One reason why I love working full day weddings (from getting ready to party, about 12 hours of photography) is because I want to create a collection of images that tell a complete story of the wedding day. Not just the exchange of the rings and the first kiss and other traditional moments, but the not-so-obvious story, with all the little things that might not seem so important today, but will have lots of meaning in the future. I’m all about natural, evocative images that focus on love, family and emotion. As a wedding photographer with a focus on photojournalism and documentary photography, I never want to determine the timeline of the day; but I feel planning a timeline that takes in account the natural light available, will make your photos extra gorgeous. So today I want to share 3 quick tips to help you plan for the best light and location during the bride’s Getting Ready.
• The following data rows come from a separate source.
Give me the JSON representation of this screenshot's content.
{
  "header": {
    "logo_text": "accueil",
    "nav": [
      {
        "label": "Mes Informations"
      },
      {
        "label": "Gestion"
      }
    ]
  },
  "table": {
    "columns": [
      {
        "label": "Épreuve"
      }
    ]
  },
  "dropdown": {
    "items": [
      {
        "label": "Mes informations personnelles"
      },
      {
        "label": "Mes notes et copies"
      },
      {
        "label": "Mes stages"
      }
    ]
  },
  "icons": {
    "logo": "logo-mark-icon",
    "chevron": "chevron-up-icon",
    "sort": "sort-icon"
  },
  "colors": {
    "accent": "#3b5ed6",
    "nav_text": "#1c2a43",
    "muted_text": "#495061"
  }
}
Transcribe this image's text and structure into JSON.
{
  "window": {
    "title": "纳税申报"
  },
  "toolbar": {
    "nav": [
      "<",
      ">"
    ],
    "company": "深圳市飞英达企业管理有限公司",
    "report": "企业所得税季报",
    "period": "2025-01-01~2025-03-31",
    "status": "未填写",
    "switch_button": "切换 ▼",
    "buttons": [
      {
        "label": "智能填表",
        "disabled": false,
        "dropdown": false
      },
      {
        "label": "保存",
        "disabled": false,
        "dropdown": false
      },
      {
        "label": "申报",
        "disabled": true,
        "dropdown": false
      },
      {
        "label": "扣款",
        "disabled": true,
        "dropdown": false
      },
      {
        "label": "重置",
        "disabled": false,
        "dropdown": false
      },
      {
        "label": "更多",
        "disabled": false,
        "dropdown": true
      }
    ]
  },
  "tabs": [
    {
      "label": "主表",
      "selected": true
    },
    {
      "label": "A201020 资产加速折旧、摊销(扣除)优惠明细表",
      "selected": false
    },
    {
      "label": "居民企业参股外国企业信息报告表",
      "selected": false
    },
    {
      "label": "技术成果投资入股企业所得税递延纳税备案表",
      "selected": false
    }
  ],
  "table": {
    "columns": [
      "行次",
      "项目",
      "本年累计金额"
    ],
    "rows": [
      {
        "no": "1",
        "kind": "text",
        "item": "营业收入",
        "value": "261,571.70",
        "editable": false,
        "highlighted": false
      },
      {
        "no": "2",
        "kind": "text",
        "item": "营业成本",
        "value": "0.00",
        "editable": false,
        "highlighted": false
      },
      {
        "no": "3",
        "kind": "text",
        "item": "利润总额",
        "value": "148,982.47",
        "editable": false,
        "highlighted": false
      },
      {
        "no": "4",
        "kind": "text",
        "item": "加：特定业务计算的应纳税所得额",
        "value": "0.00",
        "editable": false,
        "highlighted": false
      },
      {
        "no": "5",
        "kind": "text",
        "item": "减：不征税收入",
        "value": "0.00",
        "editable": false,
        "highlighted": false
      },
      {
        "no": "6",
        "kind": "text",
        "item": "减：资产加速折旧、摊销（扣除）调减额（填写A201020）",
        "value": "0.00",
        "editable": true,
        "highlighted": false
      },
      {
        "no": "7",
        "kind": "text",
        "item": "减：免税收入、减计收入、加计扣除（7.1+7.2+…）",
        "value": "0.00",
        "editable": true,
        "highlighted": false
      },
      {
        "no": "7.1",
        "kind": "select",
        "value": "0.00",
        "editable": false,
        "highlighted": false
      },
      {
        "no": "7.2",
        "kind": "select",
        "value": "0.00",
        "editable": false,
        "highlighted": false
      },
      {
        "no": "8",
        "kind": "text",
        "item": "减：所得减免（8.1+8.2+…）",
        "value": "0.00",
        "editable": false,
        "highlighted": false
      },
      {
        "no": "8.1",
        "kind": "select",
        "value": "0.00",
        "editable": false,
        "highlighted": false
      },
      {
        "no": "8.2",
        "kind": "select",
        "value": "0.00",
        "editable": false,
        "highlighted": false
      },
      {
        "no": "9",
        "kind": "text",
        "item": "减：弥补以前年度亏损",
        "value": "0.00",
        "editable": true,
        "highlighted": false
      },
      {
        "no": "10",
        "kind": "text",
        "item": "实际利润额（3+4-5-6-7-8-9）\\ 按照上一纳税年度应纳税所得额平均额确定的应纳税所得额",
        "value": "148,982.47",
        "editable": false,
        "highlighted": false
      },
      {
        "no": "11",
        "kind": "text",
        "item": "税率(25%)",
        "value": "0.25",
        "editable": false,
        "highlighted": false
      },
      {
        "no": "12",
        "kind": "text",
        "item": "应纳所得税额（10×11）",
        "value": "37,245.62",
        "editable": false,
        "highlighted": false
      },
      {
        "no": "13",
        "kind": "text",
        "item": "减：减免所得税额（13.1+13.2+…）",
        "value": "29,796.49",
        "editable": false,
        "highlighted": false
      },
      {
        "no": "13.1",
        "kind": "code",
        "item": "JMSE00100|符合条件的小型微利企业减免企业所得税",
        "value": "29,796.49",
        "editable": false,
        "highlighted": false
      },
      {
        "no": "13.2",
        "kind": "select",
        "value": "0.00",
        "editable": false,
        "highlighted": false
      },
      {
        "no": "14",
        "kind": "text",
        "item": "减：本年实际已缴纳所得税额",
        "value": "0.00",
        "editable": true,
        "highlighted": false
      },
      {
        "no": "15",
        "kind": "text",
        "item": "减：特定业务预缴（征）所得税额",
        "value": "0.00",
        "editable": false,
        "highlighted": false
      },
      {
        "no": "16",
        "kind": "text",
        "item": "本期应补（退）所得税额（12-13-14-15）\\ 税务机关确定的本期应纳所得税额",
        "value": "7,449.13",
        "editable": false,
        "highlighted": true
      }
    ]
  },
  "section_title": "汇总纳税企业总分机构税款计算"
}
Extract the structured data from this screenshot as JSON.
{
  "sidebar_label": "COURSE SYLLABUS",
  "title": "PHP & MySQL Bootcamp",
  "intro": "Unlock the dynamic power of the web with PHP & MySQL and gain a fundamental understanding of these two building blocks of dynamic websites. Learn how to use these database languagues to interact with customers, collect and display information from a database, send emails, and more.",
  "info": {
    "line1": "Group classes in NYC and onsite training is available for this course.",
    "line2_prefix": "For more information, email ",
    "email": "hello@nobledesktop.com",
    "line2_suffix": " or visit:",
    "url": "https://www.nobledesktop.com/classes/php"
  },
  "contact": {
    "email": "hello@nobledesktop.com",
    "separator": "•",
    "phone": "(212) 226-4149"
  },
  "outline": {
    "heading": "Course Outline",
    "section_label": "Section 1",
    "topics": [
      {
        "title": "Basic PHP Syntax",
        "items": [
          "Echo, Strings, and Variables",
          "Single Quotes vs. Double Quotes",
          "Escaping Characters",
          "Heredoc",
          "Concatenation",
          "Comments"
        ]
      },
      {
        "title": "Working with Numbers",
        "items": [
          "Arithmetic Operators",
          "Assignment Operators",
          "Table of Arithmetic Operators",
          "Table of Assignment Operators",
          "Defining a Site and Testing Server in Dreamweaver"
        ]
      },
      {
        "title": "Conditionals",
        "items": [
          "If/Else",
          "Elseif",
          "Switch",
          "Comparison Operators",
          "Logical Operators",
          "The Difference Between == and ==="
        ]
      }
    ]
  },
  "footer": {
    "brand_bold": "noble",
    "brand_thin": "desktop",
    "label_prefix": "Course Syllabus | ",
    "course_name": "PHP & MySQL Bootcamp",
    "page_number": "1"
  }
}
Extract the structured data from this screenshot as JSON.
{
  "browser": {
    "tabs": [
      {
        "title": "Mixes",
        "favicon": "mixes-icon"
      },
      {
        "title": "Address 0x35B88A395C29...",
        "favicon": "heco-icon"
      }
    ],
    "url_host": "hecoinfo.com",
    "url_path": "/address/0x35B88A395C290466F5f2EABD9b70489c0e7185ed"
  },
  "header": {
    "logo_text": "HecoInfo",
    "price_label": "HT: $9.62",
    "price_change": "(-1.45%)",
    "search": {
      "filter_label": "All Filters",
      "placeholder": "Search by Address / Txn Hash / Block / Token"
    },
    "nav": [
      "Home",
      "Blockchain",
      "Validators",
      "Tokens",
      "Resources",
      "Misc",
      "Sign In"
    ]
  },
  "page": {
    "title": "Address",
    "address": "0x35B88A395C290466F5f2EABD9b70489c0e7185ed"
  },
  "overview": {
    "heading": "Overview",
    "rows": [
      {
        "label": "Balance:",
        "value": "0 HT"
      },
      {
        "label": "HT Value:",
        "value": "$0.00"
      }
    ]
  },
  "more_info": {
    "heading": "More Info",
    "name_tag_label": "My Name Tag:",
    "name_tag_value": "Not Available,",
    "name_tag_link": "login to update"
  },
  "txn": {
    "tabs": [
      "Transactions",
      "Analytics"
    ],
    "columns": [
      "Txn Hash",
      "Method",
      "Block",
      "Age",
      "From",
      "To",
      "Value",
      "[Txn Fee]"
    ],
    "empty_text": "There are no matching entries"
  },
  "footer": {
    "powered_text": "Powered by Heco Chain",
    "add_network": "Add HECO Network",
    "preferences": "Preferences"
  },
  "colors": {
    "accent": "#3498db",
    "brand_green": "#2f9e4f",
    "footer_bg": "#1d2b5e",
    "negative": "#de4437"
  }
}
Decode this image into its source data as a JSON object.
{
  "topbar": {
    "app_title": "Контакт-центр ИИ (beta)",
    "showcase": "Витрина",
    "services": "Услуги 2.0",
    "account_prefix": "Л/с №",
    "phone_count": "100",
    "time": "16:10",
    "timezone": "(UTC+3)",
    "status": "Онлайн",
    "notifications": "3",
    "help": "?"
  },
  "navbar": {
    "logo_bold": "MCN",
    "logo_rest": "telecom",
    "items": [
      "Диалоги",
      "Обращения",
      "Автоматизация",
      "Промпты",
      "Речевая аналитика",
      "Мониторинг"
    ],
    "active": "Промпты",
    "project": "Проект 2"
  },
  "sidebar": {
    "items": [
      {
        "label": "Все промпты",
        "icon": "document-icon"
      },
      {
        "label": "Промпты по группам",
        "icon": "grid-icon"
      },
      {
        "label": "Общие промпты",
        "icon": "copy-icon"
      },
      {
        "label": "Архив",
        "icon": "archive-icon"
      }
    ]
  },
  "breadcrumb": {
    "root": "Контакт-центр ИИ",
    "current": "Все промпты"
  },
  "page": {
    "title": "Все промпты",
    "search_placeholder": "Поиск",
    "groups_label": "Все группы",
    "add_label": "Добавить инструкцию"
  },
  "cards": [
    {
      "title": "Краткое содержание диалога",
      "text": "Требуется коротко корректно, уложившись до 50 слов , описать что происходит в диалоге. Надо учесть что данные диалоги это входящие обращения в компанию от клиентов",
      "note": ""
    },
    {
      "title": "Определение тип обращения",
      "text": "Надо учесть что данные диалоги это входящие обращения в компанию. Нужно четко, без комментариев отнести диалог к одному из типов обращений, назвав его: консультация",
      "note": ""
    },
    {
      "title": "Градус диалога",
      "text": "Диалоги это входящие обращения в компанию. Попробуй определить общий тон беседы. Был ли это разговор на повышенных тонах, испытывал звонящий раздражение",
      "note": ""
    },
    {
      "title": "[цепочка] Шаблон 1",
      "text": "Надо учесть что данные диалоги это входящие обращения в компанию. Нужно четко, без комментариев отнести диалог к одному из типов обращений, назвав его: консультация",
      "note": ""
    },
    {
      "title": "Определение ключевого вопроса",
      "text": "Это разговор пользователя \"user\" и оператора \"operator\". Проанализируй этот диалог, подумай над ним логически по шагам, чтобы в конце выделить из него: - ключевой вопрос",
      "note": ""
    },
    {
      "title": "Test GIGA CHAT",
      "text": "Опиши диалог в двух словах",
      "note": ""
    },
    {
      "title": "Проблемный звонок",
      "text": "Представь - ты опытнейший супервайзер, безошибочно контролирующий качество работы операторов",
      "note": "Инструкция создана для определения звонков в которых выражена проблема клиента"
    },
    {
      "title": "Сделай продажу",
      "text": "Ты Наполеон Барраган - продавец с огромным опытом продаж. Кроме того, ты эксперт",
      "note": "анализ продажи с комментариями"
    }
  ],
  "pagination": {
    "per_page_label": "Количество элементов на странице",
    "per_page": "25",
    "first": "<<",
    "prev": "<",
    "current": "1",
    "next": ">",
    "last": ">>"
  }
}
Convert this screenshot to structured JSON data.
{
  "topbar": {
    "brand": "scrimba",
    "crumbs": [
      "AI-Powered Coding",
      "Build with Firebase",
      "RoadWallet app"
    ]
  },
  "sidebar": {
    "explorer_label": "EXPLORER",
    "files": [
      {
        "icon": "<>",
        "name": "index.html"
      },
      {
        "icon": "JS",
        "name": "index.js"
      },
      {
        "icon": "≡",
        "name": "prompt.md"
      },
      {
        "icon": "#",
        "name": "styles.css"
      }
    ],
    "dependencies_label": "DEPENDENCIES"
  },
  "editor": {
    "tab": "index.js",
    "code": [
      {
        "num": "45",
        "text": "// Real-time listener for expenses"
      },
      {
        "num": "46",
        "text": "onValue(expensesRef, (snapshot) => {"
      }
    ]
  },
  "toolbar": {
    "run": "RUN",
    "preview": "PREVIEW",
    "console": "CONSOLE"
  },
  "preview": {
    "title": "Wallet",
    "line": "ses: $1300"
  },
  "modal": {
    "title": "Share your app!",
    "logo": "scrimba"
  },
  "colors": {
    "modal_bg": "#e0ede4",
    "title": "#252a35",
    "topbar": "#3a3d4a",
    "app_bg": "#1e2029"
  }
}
// Natural Light // I love natural light and on the day of the wedding I am very focused on finding the best light possible at any given moment. Of course when there is no natural light available, I will not sit around waiting. I will take my flashes and video lights and create my own light, which inevitably happens after sunset and into the party. But I love natural light and it is my preferred choice for work. Truth be told, good light is the most important element in photography – it can literally make or break the photo! For the Getting Ready, the ideal scenario would be a room with large windows and lots of natural light coming in through the windows, enough to lighten the room with all artificial bulbs turned off. The best is to have light-colored walls and an interesting decoration (maybe in muted pastel or natural earthy tones). Dark tones will absorb all the light and we are actually looking to maximize it with creamy tones that will reflect the light back.
// Bad Scenario // As a wedding photographer, I have become pretty good at improvising and making art with literally any conditions I’m given. But there are certain things that will always remain a photographer’s editing nightmare. The main ones are mixed light and color casts from reflective surfaces. Mixed light is very hard to see with naked eyes, because our eyes are amazing and compensate for it, but cameras will capture all of it. So for example, a little bit of daylight coming through the window + orange tungsten bulbs during the getting ready; or a mix of tungsten and fluorescent lights during the reception; daylight + fluorescent in hotels and other locations… Our eyes can’t see it but what happens is people end up with weird skin tones (often on the blue/green/purple side). Also, things like red carpets and colored furniture (and even bright-colored clothes) will reflect the color back up and make the bride and her white wedding dress look that same color. So if you are getting ready at home, pay attention to those little things and organize everything in advance. If you are getting ready at any other location, visiting the room before you decide to get ready there is a good idea!
// Chaos // There are two layers of chaos that can really interfere with your photos. The first is that background chaos from dirty dishes, purses, plastic bags, shoes, clothes and rubbish that looks super messy in the getting ready photos and films. This chaos has an easy solution though. The bride can talk in advance to the bridesmaids and everybody who will be present during the getting ready and ask for them to be conscious of the mess. Picking things up from the floor, hanging clothes inside the wardrobe, taking dishes and food to the kitchen and having a separate area for shoes and purses will make wonders! The other type of chaos is the one from the room itself. Things like exit and emergency signs, red carpets, and questionable chair and decoration choices. Those things really show up and can take away from a lovely moment in photos. That’s why I actually recommend my couples to rent a home on AirBNB or book a cozy bed & breakfast, instead of hotel rooms.